I was invited this morning by the MIT Graduate Students Council (GSC) to speak to a group of grad students. Here are some thoughts I shared with them:
- MBA students at some point in their life make a list of career options and decide judiciously which ones to rank high on their list (e.g. Investment banking, consulting, VC/PE, startup, GM role in a big corporate). How come grad (MS/Ph.D) students don’t make such a list. Why are grad students given just two choices: (1) do a post-doc or (2) get a job as researcher in industry. Grad students, esp at MIT, should be given a fair chance to consider entrepreneurship as a career. And by that I mean, the entrepreneurs’ journey should be demystified for them. They should be guided on how startups get formed and developed. What roles founders play in a startup’s success and how are they compensated. And then let them choose if it is right for them or not.
- Here are a few things you should definitely look for when deciding whether to take that leap into an entrepreneurial venture or not (my 2 cents worth): (1) Is the team truly kickass; (2) is the idea a BIG one; (3) is the technology disruptive but practical; and (4) are you truly jazzed up about it!
- Its a myth that startups don’t pay much. Startup founders may not make much money (or nothing at all) while they are still looking for funding…but once you get funding, you typically get paid at market rate or not too much below it. A typical Ph.D CTO gets paid anything from $100K-$200K. Your ownership in company as a founder is separate and you may even get additional options on defined milestones as bonus. Let’s compare: an assistant professor typically makes less than that, a scientist at a large corporate entity would make similar to that, and while a non-technical profession like management consulting you might pay more (e.g. $150K-$200K starting salary), upside is limited. If you want to have a shot at becoming a millionaire in a few years, there are not many ways better than starting your own company.
- There is a misconception that technical founders don’t share in the upside. Not true. Of course there is a chance your startup might fail (…but hey, you still get a salary while the company stays funded). But if your startup is even a modest success, no matter what the dilution might be for everyone else, key employees’ options are often bumped up by the Board to ensure they have a reason to stick around until the eventual success. You will make a decent amount if the company does reasonably well, and a lot if it takes off like a rocket. While a startup exit may not be large enough for you to retire on it, but its probably higher than annual bonus wearing a white lab coat at Pfizer or P&G (nothing against those jobs). And think about how awesome your resume looks post startup.

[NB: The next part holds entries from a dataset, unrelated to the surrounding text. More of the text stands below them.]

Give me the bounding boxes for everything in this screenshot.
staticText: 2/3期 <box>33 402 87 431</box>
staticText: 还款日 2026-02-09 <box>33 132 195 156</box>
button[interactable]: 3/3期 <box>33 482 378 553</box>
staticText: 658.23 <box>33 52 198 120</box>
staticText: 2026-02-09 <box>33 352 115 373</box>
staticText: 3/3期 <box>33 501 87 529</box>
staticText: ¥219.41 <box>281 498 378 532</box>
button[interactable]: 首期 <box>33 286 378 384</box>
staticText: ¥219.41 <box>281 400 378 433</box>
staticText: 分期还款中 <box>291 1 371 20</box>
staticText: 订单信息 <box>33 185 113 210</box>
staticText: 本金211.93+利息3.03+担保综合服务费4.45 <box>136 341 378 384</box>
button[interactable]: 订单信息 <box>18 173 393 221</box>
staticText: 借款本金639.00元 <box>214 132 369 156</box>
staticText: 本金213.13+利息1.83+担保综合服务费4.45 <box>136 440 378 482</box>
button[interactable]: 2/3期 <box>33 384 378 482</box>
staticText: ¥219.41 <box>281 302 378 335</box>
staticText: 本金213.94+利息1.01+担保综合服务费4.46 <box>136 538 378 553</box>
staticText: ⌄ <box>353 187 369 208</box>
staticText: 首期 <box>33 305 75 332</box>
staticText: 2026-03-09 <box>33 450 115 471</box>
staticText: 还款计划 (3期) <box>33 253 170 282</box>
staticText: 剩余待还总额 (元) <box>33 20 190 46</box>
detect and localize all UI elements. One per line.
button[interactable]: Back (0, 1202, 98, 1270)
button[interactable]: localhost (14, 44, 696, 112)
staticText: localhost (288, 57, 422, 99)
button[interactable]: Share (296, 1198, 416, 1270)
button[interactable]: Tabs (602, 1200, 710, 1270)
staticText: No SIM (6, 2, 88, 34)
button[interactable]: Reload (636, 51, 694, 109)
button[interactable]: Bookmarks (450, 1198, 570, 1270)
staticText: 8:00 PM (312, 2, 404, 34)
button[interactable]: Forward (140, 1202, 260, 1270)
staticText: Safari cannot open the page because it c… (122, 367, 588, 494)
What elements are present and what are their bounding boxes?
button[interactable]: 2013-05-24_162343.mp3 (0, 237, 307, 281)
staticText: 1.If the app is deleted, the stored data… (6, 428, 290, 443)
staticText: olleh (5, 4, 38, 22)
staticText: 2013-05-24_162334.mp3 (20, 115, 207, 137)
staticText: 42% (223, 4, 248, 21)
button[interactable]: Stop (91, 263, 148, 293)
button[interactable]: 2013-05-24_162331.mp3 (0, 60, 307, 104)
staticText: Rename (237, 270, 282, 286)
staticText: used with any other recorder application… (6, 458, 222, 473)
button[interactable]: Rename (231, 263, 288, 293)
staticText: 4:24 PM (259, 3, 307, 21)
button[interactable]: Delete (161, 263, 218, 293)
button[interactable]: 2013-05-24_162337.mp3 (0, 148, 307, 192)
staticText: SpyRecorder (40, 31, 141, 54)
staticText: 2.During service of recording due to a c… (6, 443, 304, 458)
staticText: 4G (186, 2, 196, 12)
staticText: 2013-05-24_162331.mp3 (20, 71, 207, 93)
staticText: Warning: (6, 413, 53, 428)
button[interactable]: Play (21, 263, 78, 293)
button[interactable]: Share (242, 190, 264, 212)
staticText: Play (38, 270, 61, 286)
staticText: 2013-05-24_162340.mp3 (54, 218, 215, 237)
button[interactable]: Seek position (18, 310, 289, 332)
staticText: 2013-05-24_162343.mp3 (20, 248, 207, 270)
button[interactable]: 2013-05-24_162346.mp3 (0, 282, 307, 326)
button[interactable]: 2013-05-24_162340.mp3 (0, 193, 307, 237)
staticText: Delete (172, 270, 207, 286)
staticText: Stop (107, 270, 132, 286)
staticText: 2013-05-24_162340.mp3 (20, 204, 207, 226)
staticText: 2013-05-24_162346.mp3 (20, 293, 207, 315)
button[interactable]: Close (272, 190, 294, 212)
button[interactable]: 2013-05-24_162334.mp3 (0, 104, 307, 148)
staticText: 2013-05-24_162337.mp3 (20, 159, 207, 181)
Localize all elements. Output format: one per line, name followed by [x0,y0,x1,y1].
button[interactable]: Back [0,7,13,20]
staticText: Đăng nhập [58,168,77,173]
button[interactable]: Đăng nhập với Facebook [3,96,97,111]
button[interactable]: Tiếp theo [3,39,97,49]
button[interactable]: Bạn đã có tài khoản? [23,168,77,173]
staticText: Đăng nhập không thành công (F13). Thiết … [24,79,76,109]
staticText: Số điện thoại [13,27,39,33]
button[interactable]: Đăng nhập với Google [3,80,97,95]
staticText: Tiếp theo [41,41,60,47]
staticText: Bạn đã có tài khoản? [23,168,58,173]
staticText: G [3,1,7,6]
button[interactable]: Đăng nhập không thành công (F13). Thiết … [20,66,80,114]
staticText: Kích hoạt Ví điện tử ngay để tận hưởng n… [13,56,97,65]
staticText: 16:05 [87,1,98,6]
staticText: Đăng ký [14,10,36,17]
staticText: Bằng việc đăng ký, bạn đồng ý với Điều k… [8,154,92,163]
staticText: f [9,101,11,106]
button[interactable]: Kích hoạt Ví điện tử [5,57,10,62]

- Should I become a VC because they make a lot of money? Well, investors do get a handsome salary, but they don’t make as much money as you might believe. AT least not until they have some big successes. Even then, they get paid out after several years. Don’t confuse a VC fund getting 25% of your enterprise sale value (assuming they owned 25% of your company) with that particular VC guy taking home millions.
- If you really want a VC career, don’t try to over-manufacture your way into it. First and foremost, you probably should not look for a VC position as your first job out of school. It is hard to climb your way to a partnership from the bottom of the totem pole. Just look around and see how many top VCs went into the business straight from school. Most good VCs have demonstrated street cred – they have built businesses, they have empathy for the entrepreneurs’ journey, and they can speak to the experience of a CEO or CTO. For when you do consider a VC career, try to highlight something that truly differentiates you and gives you a huge leg up on everyone else. Be passionate about startups – but how can you really be if you have no idea what they are like? Start a company, consult to startups, have an opinion on the industry and trends, build a network in the entrepreneur community, show killer instincts and insights! With all due respect, being the president of VC/PE club or having taken entrepreneurial finance class during Ph.D doesn’t really set you apart.
- How did I justify to myself that a startup risk was worth it for me? Three things helped me: 1a) I fell in love with the idea and thought it could really change a multibillion dollar industry, (2) I had seen other MIT students start companies and I asked myself ‘why not me’?, and (3) I got comfortable with the fact that with an MIT degree and a half-decent intellect, I could probably always get a job to afford my monthly rent and food. Once that fear of being homeless was gone, risk taking seemed easier.
- Will I stay a VC forever? No idea. If I see a startup idea that I fall in love with AND where I can add meaningful value as an operator, don’t be surprised if you see me jumping ship to the other side.